Healthcare professionals plan to fight new Medicare prescription model
U.S. Healthcare professionals plan to fight new Medicare prescription model. [Representational Image]Reuters

Just a day after President Barack Obama's administration released its Medicare Part B prescription drug model, many specialty physicians and other health care providers have launched efforts to derail the federal proposal for testing whether paying doctors should be paid less for the drugs they are administering.

The new plan, announced Wednesday by the Centers for Medicare & Medicaid Services (CMS), proposed a rule to test new models to improve how Medicare Part B pays for prescription drugs and supports physicians and other clinicians in delivering higher quality care.

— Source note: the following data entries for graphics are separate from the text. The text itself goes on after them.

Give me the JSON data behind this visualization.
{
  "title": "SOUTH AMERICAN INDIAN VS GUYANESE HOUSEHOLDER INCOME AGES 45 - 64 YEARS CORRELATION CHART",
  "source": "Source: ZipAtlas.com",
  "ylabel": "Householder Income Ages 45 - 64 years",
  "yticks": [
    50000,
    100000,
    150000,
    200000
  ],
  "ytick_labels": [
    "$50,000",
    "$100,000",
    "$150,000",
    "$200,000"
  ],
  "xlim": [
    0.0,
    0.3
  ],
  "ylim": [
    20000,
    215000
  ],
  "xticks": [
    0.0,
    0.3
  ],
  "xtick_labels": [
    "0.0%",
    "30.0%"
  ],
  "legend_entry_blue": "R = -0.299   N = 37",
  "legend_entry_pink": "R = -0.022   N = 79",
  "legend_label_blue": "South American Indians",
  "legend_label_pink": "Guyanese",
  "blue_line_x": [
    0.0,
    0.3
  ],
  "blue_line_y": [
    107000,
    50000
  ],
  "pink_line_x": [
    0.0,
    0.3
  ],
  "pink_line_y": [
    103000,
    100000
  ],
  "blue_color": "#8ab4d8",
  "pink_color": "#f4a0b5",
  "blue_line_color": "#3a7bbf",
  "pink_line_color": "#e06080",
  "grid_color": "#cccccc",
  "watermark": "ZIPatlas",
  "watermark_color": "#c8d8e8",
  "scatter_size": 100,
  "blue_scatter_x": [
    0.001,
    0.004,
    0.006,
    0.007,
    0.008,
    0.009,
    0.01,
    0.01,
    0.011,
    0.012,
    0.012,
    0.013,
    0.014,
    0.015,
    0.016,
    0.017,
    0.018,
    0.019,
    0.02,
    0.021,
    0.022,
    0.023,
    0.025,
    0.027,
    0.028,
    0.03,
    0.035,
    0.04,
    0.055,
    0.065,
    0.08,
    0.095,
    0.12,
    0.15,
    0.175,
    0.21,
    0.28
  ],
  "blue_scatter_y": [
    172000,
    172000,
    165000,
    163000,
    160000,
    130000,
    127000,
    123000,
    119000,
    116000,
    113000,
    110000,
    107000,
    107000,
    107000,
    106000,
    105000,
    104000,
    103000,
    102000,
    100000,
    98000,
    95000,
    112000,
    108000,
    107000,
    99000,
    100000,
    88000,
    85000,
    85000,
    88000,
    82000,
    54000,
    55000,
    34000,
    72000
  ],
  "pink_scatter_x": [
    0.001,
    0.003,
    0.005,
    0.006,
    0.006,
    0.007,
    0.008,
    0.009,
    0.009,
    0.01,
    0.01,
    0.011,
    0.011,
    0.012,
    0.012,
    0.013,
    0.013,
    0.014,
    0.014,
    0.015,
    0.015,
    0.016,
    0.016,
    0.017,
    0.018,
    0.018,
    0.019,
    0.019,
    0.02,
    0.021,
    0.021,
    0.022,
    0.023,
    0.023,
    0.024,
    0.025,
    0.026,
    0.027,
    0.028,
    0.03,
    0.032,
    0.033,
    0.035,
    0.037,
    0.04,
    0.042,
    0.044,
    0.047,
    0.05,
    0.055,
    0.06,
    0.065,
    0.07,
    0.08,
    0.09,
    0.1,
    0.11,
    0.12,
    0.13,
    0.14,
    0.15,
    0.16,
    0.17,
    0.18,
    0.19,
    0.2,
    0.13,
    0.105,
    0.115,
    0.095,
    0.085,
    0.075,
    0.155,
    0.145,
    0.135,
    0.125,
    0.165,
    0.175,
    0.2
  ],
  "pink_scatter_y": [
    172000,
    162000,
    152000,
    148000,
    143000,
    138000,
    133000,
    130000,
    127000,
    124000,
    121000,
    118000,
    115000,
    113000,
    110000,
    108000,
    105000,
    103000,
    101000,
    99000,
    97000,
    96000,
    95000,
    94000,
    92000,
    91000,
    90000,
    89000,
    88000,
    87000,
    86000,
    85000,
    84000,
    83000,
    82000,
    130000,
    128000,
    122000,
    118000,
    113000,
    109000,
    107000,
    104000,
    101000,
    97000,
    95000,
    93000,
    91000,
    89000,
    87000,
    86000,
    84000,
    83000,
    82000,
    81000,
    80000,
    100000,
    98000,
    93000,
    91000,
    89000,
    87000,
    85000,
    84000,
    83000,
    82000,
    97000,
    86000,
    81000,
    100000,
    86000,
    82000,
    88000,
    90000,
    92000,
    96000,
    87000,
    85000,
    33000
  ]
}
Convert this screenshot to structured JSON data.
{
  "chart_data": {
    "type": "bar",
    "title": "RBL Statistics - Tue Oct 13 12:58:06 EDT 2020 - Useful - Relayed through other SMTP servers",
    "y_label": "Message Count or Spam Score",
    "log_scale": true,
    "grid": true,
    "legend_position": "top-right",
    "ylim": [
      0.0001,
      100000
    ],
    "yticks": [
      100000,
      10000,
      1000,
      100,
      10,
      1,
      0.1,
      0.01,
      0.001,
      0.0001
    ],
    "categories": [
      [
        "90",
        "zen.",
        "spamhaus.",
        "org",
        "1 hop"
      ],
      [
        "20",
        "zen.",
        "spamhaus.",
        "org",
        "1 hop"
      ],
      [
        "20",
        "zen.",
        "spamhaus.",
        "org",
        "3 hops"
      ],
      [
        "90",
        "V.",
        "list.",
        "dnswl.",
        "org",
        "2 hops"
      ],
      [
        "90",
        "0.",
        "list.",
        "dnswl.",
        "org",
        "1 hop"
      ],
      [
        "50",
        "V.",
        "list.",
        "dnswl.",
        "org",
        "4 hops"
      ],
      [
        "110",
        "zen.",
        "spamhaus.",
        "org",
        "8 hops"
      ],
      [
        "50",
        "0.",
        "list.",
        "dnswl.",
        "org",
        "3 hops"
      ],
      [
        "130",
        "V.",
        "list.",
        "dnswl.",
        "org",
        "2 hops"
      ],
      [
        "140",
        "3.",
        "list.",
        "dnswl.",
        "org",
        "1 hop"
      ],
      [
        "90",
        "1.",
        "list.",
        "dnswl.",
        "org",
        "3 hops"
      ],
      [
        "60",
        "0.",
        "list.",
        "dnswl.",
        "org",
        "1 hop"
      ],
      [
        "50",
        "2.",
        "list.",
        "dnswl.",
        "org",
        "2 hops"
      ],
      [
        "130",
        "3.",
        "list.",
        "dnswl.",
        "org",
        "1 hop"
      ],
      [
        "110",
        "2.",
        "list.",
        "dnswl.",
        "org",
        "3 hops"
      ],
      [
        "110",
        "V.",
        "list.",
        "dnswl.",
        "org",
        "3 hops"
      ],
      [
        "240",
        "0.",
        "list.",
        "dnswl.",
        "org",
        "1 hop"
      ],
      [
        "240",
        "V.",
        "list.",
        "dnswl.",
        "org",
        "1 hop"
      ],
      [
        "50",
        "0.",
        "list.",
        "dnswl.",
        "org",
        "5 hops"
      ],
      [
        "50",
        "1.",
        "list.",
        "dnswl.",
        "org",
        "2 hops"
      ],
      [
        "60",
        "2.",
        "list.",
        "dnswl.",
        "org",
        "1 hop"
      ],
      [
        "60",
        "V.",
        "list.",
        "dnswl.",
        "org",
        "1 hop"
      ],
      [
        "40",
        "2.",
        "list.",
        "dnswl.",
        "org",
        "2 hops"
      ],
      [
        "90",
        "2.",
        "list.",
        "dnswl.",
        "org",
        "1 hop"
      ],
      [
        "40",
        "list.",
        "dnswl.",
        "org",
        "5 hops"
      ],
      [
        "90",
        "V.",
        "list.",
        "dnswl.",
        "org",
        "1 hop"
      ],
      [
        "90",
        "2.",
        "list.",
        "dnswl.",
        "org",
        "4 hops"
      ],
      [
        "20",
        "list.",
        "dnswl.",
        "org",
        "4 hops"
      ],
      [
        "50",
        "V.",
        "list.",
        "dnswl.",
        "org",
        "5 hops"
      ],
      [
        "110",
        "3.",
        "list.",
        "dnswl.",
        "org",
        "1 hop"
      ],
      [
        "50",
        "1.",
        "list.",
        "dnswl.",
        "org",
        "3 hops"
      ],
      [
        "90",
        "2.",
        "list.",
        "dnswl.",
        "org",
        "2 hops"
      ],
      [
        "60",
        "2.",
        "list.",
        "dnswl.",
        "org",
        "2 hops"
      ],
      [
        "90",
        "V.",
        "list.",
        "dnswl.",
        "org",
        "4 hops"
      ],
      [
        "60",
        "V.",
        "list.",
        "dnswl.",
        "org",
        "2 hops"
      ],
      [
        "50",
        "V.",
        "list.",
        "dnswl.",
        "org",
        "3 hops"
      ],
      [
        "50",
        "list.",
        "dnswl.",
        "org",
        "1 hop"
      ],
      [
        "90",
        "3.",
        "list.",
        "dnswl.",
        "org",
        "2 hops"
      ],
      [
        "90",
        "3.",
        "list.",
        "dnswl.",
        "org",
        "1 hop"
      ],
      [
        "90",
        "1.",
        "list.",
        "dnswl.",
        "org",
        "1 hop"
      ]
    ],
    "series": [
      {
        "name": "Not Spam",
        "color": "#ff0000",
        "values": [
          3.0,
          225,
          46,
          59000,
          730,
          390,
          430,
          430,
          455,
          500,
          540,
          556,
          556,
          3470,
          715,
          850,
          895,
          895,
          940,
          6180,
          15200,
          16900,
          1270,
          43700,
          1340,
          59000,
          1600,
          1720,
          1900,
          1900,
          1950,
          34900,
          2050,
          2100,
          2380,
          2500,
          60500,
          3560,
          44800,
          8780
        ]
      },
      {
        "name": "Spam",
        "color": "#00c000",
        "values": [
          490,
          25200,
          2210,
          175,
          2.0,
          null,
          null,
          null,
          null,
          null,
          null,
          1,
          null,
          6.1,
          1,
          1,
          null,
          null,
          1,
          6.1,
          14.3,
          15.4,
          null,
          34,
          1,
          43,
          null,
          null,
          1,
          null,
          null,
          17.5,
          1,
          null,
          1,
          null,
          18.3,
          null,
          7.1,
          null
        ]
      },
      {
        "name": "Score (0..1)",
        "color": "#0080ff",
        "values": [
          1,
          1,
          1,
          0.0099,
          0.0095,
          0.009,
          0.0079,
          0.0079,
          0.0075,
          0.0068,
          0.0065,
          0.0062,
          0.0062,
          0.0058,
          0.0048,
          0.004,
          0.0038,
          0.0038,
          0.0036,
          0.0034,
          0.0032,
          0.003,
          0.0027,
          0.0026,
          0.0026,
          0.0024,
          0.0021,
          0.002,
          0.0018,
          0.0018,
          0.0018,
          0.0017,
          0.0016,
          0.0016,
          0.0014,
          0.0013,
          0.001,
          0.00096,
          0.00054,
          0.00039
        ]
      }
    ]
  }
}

The reactions from specialty doctors, drug-industry groups and Republican lawmakers to the proposal, however, suggest a major fight ahead against the proposal, as they describe the plan as ill-conceived, reported the Wall Street Journal (WSJ).

Dan Durham, executive vice-president for health policy of Biotechnology Innovation Organisation (BIO) — one of the largest trade associations for biotech, said in a statement, "...upon initial review we are gravely concerned that the model threatens to disrupt the successful reimbursement framework for drugs covered under the Medicare Part B program, particularly for rural and smaller provider groups."

The new model is designed to test different physician and patient incentives to drive the prescribing of the most effective drugs, and test new payment approaches to reward positive patient outcomes. Some of the tests will focus on elimination of certain incentives that work against the selection of high performing drugs as well as the creation of positive incentives for the selection of high performing drugs, including reducing or eliminating patient cost sharing to improve patients' access and appropriate use of effective drugs.

According to WSJ, some oncologists want the proposal withdrawn as they fear that the independent practices will fold, while some stated that their reimbursements from the drugs barely cover their costs.

The Community Oncology Alliance (COA), a non-profit focused on community oncology, in a letter sent to the Department of Health and Human Services, stated, "The CMS Medicare Part B Drug Payment Model is an inappropriate, potentially dangerous, and perverse experiment on the cancer care of seniors who are covered by Medicare." It was signed by Bruce B. Gould, MD, president of COA, on behalf of the COA Board of Directors.

The new plan has been criticised for having perverse incentives, as generally, under Part B, doctors are reimbursed the average sale price of a drug plus an additional 6 percent premium. The pilot model of Medicare Part B Drugs Payment model aims to change that as the reimbursement rate would be slashed by more than half, but with a new flat rate per prescription. That rate will drop to 2.5 percent under the model, with a flat payment of about $16.

Kevin Brady, Chairman of the House Ways and Means Committee; Fred Upton, Chairman of House Energy and Commerce Committee; and Orrin Hatch, Chairman of Senate Finance Committee, issued a statement, regarding the proposed changes to the Medicare Part B Drug Payment Model. It stated that "the decision was made with a complete lack of transparency and clear disregard for the people and stakeholders who will be impacted the most." The Republicans also said that it "could ultimately result in seniors' receiving different standards of care based solely on where they live in the country."

According to the statement issued by CMS, the proposal is part of the administration's broader strategy to encourage better care, smarter spending, and healthier people by paying for what works, unlocking health care data, and finding new ways to coordinate and integrate care to improve quality.

Stressing that the plan was still in the early stages, Andy Slavitt, the acting administrator of CMS, said, "There is nothing that we propose to do, or should do, in any way, that prevents a patient from getting a prescription medicine that they need," The Hill reported. She also added that the agency would be soliciting feedback for several months.